Когда мы вышли, он несколько мгновений смотрел на меня, а затем обнял. Как всегда бывало в таких случаях, от моей горечи и досады не осталось и следа.
— Будь настороже, — сказал мне Иегуда.
— Настороже? Чего ты опасаешься?
— Не знаю, Шимъон… Не знаю… Я стараюсь что-то увидеть во тьме. Береги их.
Дни тянулись, и каждый следующий день был хуже предыдущего — не намного, но хуже. В небольшой деревушке Гумад, всего лишь в часе ходьбы от Модиина, наемники Апелла вырезали всю семью за то, что за стропилами в их доме нашли три стрелы.

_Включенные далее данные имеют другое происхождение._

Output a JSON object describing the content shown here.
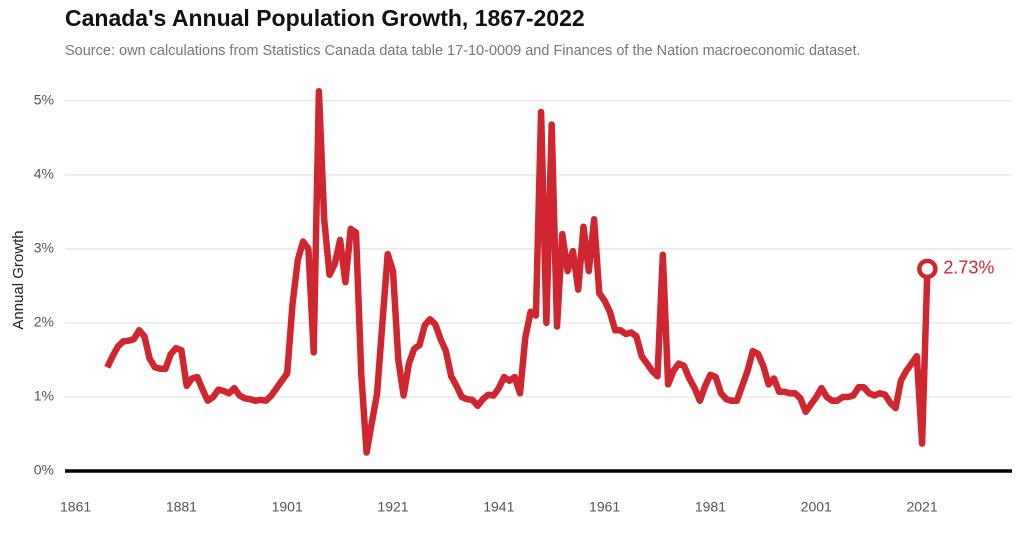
{
  "chart_data": {
    "type": "line",
    "title": "Canada's Annual Population Growth, 1867-2022",
    "subtitle": "Source: own calculations from Statistics Canada data table 17-10-0009 and Finances of the Nation macroeconomic dataset.",
    "y_label": "Annual Growth",
    "color": "#d0262f",
    "grid": true,
    "xlim": [
      1859,
      2038
    ],
    "ylim": [
      0,
      5.2
    ],
    "xticks": [
      1861,
      1881,
      1901,
      1921,
      1941,
      1961,
      1981,
      2001,
      2021
    ],
    "yticks": [
      {
        "value": 0,
        "label": "0%"
      },
      {
        "value": 1,
        "label": "1%"
      },
      {
        "value": 2,
        "label": "2%"
      },
      {
        "value": 3,
        "label": "3%"
      },
      {
        "value": 4,
        "label": "4%"
      },
      {
        "value": 5,
        "label": "5%"
      }
    ],
    "x": [
      1867,
      1868,
      1869,
      1870,
      1871,
      1872,
      1873,
      1874,
      1875,
      1876,
      1877,
      1878,
      1879,
      1880,
      1881,
      1882,
      1883,
      1884,
      1885,
      1886,
      1887,
      1888,
      1889,
      1890,
      1891,
      1892,
      1893,
      1894,
      1895,
      1896,
      1897,
      1898,
      1899,
      1900,
      1901,
      1902,
      1903,
      1904,
      1905,
      1906,
      1907,
      1908,
      1909,
      1910,
      1911,
      1912,
      1913,
      1914,
      1915,
      1916,
      1917,
      1918,
      1919,
      1920,
      1921,
      1922,
      1923,
      1924,
      1925,
      1926,
      1927,
      1928,
      1929,
      1930,
      1931,
      1932,
      1933,
      1934,
      1935,
      1936,
      1937,
      1938,
      1939,
      1940,
      1941,
      1942,
      1943,
      1944,
      1945,
      1946,
      1947,
      1948,
      1949,
      1950,
      1951,
      1952,
      1953,
      1954,
      1955,
      1956,
      1957,
      1958,
      1959,
      1960,
      1961,
      1962,
      1963,
      1964,
      1965,
      1966,
      1967,
      1968,
      1969,
      1970,
      1971,
      1972,
      1973,
      1974,
      1975,
      1976,
      1977,
      1978,
      1979,
      1980,
      1981,
      1982,
      1983,
      1984,
      1985,
      1986,
      1987,
      1988,
      1989,
      1990,
      1991,
      1992,
      1993,
      1994,
      1995,
      1996,
      1997,
      1998,
      1999,
      2000,
      2001,
      2002,
      2003,
      2004,
      2005,
      2006,
      2007,
      2008,
      2009,
      2010,
      2011,
      2012,
      2013,
      2014,
      2015,
      2016,
      2017,
      2018,
      2019,
      2020,
      2021,
      2022
    ],
    "values": [
      1.4,
      1.55,
      1.68,
      1.75,
      1.76,
      1.78,
      1.9,
      1.82,
      1.52,
      1.4,
      1.38,
      1.38,
      1.58,
      1.66,
      1.63,
      1.15,
      1.25,
      1.27,
      1.1,
      0.95,
      1.0,
      1.1,
      1.08,
      1.05,
      1.12,
      1.02,
      0.98,
      0.97,
      0.95,
      0.96,
      0.95,
      1.02,
      1.12,
      1.22,
      1.32,
      2.25,
      2.85,
      3.1,
      3.0,
      1.6,
      5.13,
      3.4,
      2.65,
      2.8,
      3.12,
      2.55,
      3.27,
      3.22,
      1.3,
      0.25,
      0.65,
      1.05,
      2.0,
      2.93,
      2.7,
      1.5,
      1.02,
      1.45,
      1.65,
      1.7,
      1.97,
      2.05,
      1.98,
      1.78,
      1.62,
      1.28,
      1.15,
      1.0,
      0.97,
      0.96,
      0.88,
      0.97,
      1.03,
      1.02,
      1.12,
      1.27,
      1.22,
      1.27,
      1.05,
      1.8,
      2.15,
      2.1,
      4.85,
      2.0,
      4.68,
      1.95,
      3.2,
      2.7,
      2.97,
      2.45,
      3.3,
      2.7,
      3.4,
      2.4,
      2.3,
      2.15,
      1.9,
      1.9,
      1.85,
      1.87,
      1.82,
      1.55,
      1.45,
      1.35,
      1.28,
      2.92,
      1.17,
      1.35,
      1.45,
      1.42,
      1.25,
      1.12,
      0.95,
      1.15,
      1.3,
      1.27,
      1.05,
      0.97,
      0.95,
      0.95,
      1.15,
      1.35,
      1.62,
      1.58,
      1.42,
      1.17,
      1.25,
      1.07,
      1.07,
      1.05,
      1.05,
      0.98,
      0.8,
      0.9,
      1.0,
      1.12,
      1.0,
      0.95,
      0.95,
      1.0,
      1.0,
      1.02,
      1.13,
      1.13,
      1.05,
      1.02,
      1.05,
      1.03,
      0.92,
      0.85,
      1.22,
      1.35,
      1.45,
      1.55,
      0.37,
      2.73
    ],
    "value_labels": [
      null,
      null,
      null,
      null,
      null,
      null,
      null,
      null,
      null,
      null,
      null,
      null,
      null,
      null,
      null,
      null,
      null,
      null,
      null,
      null,
      null,
      null,
      null,
      null,
      null,
      null,
      null,
      null,
      null,
      null,
      null,
      null,
      null,
      null,
      null,
      null,
      null,
      null,
      null,
      null,
      null,
      null,
      null,
      null,
      null,
      null,
      null,
      null,
      null,
      null,
      null,
      null,
      null,
      null,
      null,
      null,
      null,
      null,
      null,
      null,
      null,
      null,
      null,
      null,
      null,
      null,
      null,
      null,
      null,
      null,
      null,
      null,
      null,
      null,
      null,
      null,
      null,
      null,
      null,
      null,
      null,
      null,
      null,
      null,
      null,
      null,
      null,
      null,
      null,
      null,
      null,
      null,
      null,
      null,
      null,
      null,
      null,
      null,
      null,
      null,
      null,
      null,
      null,
      null,
      null,
      null,
      null,
      null,
      null,
      null,
      null,
      null,
      null,
      null,
      null,
      null,
      null,
      null,
      null,
      null,
      null,
      null,
      null,
      null,
      null,
      null,
      null,
      null,
      null,
      null,
      null,
      null,
      null,
      null,
      null,
      null,
      null,
      null,
      null,
      null,
      null,
      null,
      null,
      null,
      null,
      null,
      null,
      null,
      null,
      null,
      null,
      null,
      null,
      null,
      null,
      "2.73%"
    ]
  }
}
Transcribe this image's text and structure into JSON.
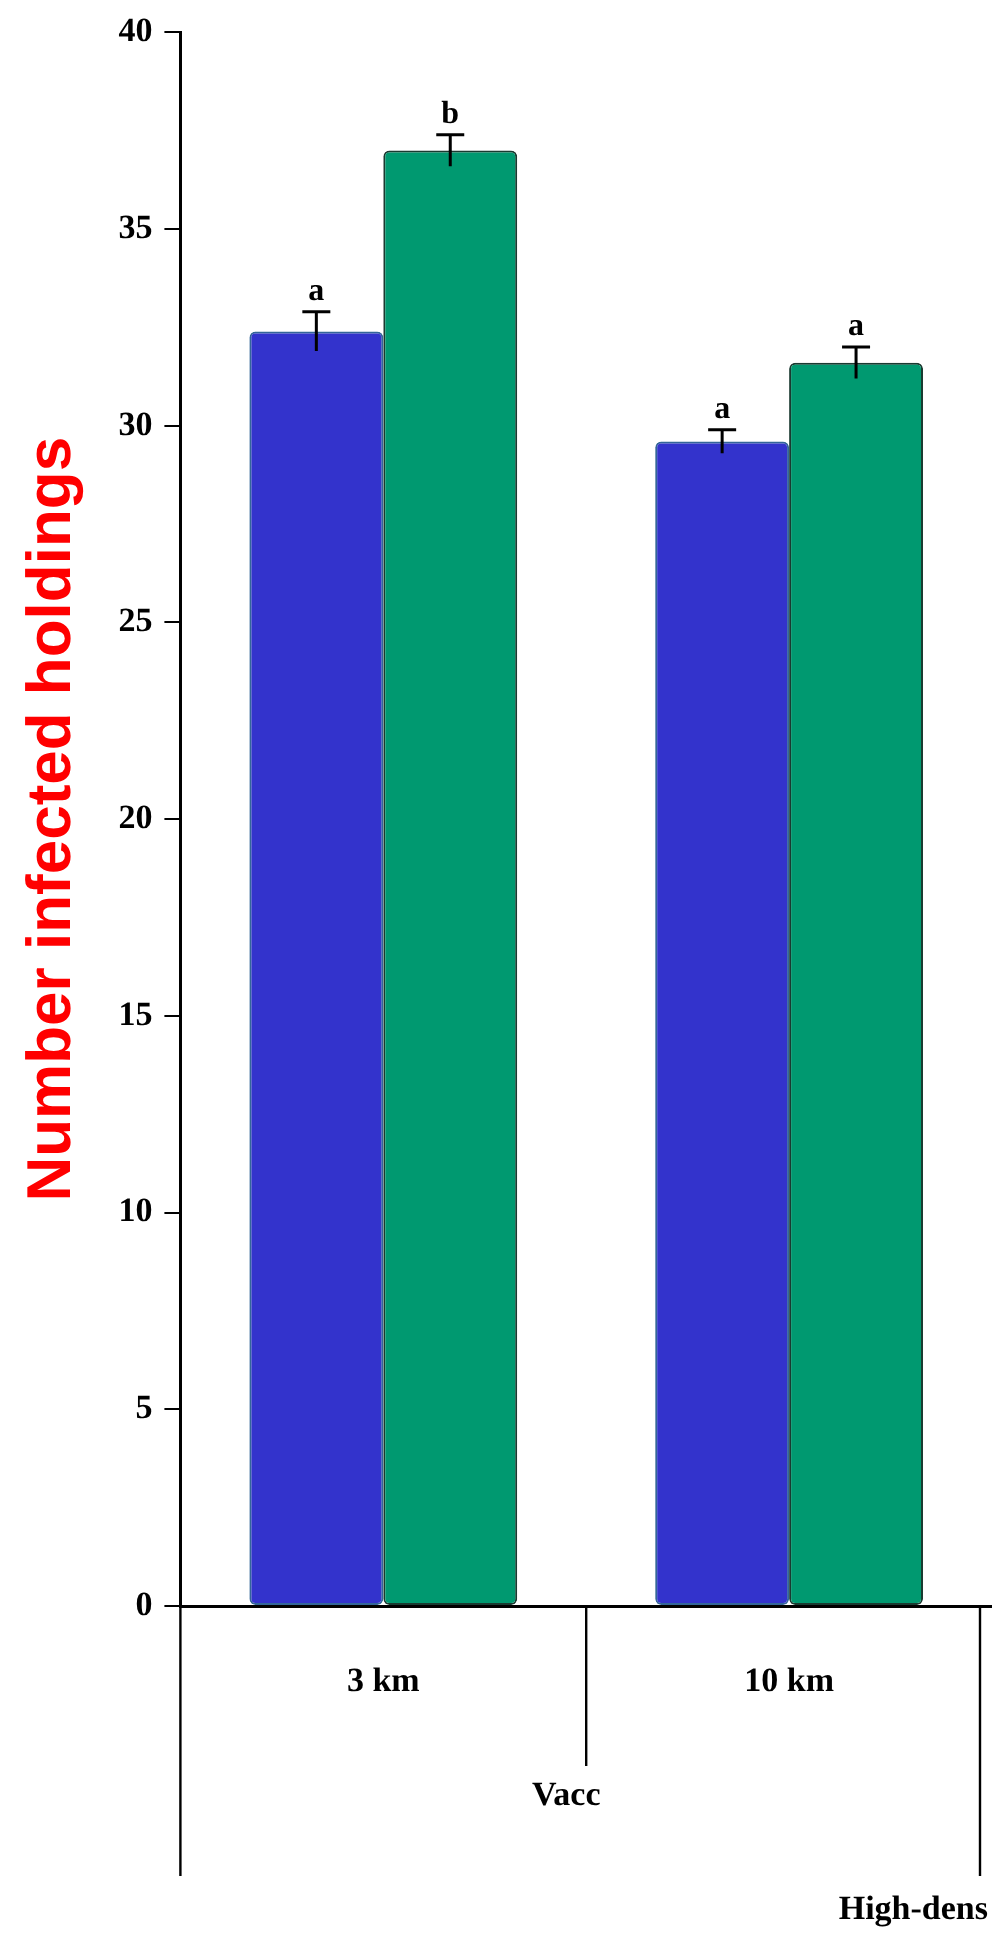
{
  "chart_data": {
    "type": "bar",
    "ylabel": "Number infected holdings",
    "categories": [
      "3 km",
      "10 km"
    ],
    "series": [
      {
        "color": "#3333cc",
        "values": [
          32.4,
          29.6
        ],
        "errors": [
          0.5,
          0.3
        ]
      },
      {
        "color": "#009970",
        "values": [
          37.0,
          31.6
        ],
        "errors": [
          0.4,
          0.4
        ]
      }
    ],
    "ylim": [
      0,
      40
    ],
    "yticks": [
      0,
      5,
      10,
      15,
      20,
      25,
      30,
      35,
      40
    ],
    "grid": false,
    "legend": false,
    "annotations": [
      {
        "text": "a",
        "x": "3 km",
        "y": 32.4
      },
      {
        "text": "b",
        "x": "3 km",
        "y": 37.0
      },
      {
        "text": "a",
        "x": "10 km",
        "y": 29.6
      },
      {
        "text": "a",
        "x": "10 km",
        "y": 31.6
      },
      "Vacc",
      "High-dens"
    ]
  }
}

Главу семьи Вениамина бен Халева распяли. Это было у нас новостью, перенятой Антиохом, царем царей, на западе. Вениамин бен Халев был прибит гвоздями к двери своего дома и провисел так весь день, а наемники слонялись вокруг, прислушиваясь к его стонами, и довольно ухмылялись. Затем, через день или два, в Зоре — деревушке к югу от нас — изнасиловали трех девушек; житель деревни, который попытался вступиться за них, был убит. В Галилее, в Самарии, в Финикии, где евреи жили в городах среди неевреев, было еще хуже, и рассказы, один другого ужаснее, о том, что творилось в тех краях, все чаще доходили до нас в Иудею.
И все же, как это ни странно, жизнь в Модиине шла своим чередом, почти как всегда. Мы снимали урожаи; мы молотили пшеницу и сушили плоды; рождались дети и умирали старики; мы выжимали оливковое масло и по вечерам сидели за столом после ужина, вспоминая о лучших днях и ожидая еще худших. Мы пели наши старинные песни и слушали рассказы стариков.

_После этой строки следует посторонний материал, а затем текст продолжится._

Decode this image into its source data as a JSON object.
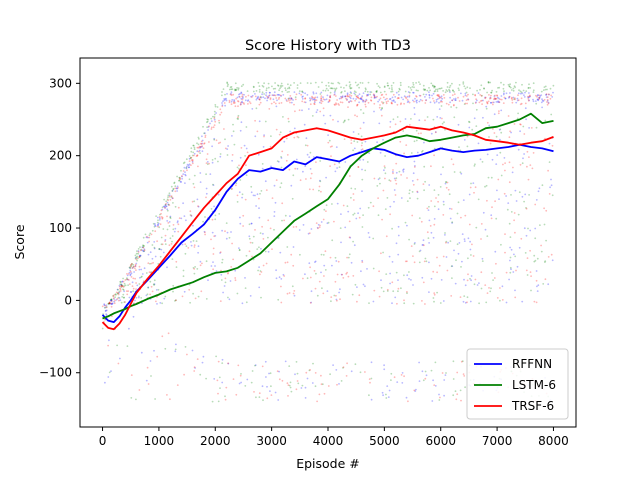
{
  "chart_data": {
    "type": "line",
    "title": "Score History with TD3",
    "xlabel": "Episode #",
    "ylabel": "Score",
    "xlim": [
      -400,
      8400
    ],
    "ylim": [
      -175,
      335
    ],
    "xticks": [
      0,
      1000,
      2000,
      3000,
      4000,
      5000,
      6000,
      7000,
      8000
    ],
    "yticks": [
      -100,
      0,
      100,
      200,
      300
    ],
    "legend_position": "lower right",
    "grid": false,
    "x": [
      0,
      100,
      200,
      300,
      400,
      500,
      600,
      800,
      1000,
      1200,
      1400,
      1600,
      1800,
      2000,
      2200,
      2400,
      2600,
      2800,
      3000,
      3200,
      3400,
      3600,
      3800,
      4000,
      4200,
      4400,
      4600,
      4800,
      5000,
      5200,
      5400,
      5600,
      5800,
      6000,
      6200,
      6400,
      6600,
      6800,
      7000,
      7200,
      7400,
      7600,
      7800,
      8000
    ],
    "series": [
      {
        "name": "RFFNN",
        "color": "#0000ff",
        "values": [
          -20,
          -28,
          -30,
          -22,
          -10,
          0,
          12,
          28,
          45,
          62,
          80,
          92,
          105,
          125,
          150,
          168,
          180,
          178,
          183,
          180,
          192,
          188,
          198,
          195,
          192,
          200,
          205,
          210,
          208,
          202,
          198,
          200,
          205,
          210,
          207,
          205,
          207,
          208,
          210,
          212,
          215,
          212,
          210,
          206
        ]
      },
      {
        "name": "LSTM-6",
        "color": "#008000",
        "values": [
          -25,
          -22,
          -18,
          -15,
          -12,
          -8,
          -5,
          2,
          8,
          15,
          20,
          25,
          32,
          38,
          40,
          45,
          55,
          65,
          80,
          95,
          110,
          120,
          130,
          140,
          160,
          185,
          200,
          210,
          218,
          225,
          228,
          225,
          220,
          222,
          225,
          228,
          230,
          238,
          240,
          245,
          250,
          258,
          245,
          248
        ]
      },
      {
        "name": "TRSF-6",
        "color": "#ff0000",
        "values": [
          -30,
          -38,
          -40,
          -32,
          -20,
          -5,
          10,
          30,
          48,
          68,
          88,
          108,
          128,
          145,
          162,
          175,
          200,
          205,
          210,
          225,
          232,
          235,
          238,
          235,
          230,
          225,
          222,
          225,
          228,
          232,
          240,
          238,
          236,
          240,
          235,
          232,
          228,
          222,
          220,
          218,
          215,
          218,
          220,
          226
        ]
      }
    ]
  }
}
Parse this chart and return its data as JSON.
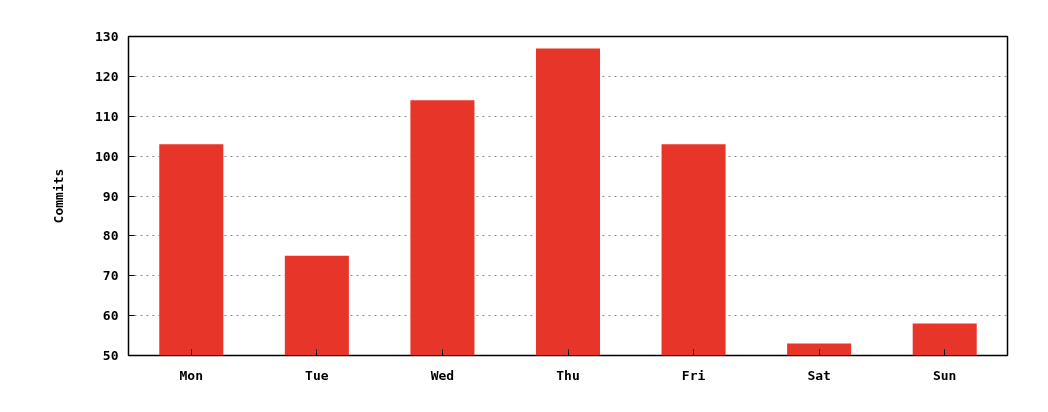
{
  "chart_data": {
    "type": "bar",
    "ylabel": "Commits",
    "categories": [
      "Mon",
      "Tue",
      "Wed",
      "Thu",
      "Fri",
      "Sat",
      "Sun"
    ],
    "values": [
      103,
      75,
      114,
      127,
      103,
      53,
      58
    ],
    "color": "#e8352a",
    "ylim": [
      50,
      130
    ],
    "yticks": [
      50,
      60,
      70,
      80,
      90,
      100,
      110,
      120,
      130
    ],
    "grid": "y"
  }
}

Прошло четыре дня после ухода Иегуды, и в вечерний час дюжина жителей нашей деревни сидела за столом Мататьягу и пили вино, кололи орехи, ели изюм и говорили о том, что сейчас больше всего тревожило нас, — о том, как трудно жить под чужеземным игом.
Мы — народ, которому выпало на долю слишком много страданий, — мы научились смеяться даже над своими бедами, без этого мы давно бы уже погибли. Помню, в тот вечер Шимъон бен Лазар рассказывал давно известную историю о трех мудрых шутах Антиоха — одну из тех горьких и страшных историй, каких так много в книгах порабощенных народов, — но я не вслушивался в слова Шимъона бен Лазара, ибо во все глаза смотрел на Рут.
Она сидела рядом со своей матерью, как всегда гордо н настороженно подняв голову, будто внимательно слушая (помоги мне Боже, я был уверен, что думает она об Иегуде). Огонек плошки бросал на нее косой свет, и лицо ее отливало бронзой. Как ясно я помню ее в тот вечер — наклон головы, тени под скулами, ее вьющиеся локоны, — женщину, которую я давно знал. Для кого еще существовала она, как не для Иегуды? Кто еще мог быть рядом с ней и выглядеть достойные ее, и лицом, и осанкой, и душою быть настоящим каханом?
И тогда-то снаружи заблеял козел, и я выскользнул из дома, полагая, что горный шакал забрался в загон для скота, — выскользнул незаметно, чтобы не помешать рассказчику. Я вышел, пересек двор и направился вверх по склону к каменной ограде загона. Оказалось, что это не козел: два барана сцепились рогами, и один из них вопил от боли. Я разнял их. Вечер был так свеж и приятен, и так ясно сияла круглая луна, что мне не хотелось возвращаться в дом. Я сел под оливковым деревом и смотрел на луну и вдыхал чистый ветерок с моря.
Как видно, прошло с полчаса, а я все сидел, и вдруг я услышал, как кто-то зовет:
— Шимъон! Шимъон!
— Кто зовет Шимъона? — спросил я, хотя уже понял, кто это, и сердце мое чуть не выпрыгнуло из груди, и руки вдруг сделали липкими.
— «Безумец сидит в ночи, — сказала Рут, выходя из-за угла загона и повторяя слова старинной песенки, — и грезит о девчонке…» Тебе скучно, Шимъон?
— Я подумал, что в загон забрался шакал. Тебе нельзя сидеть тут со мной.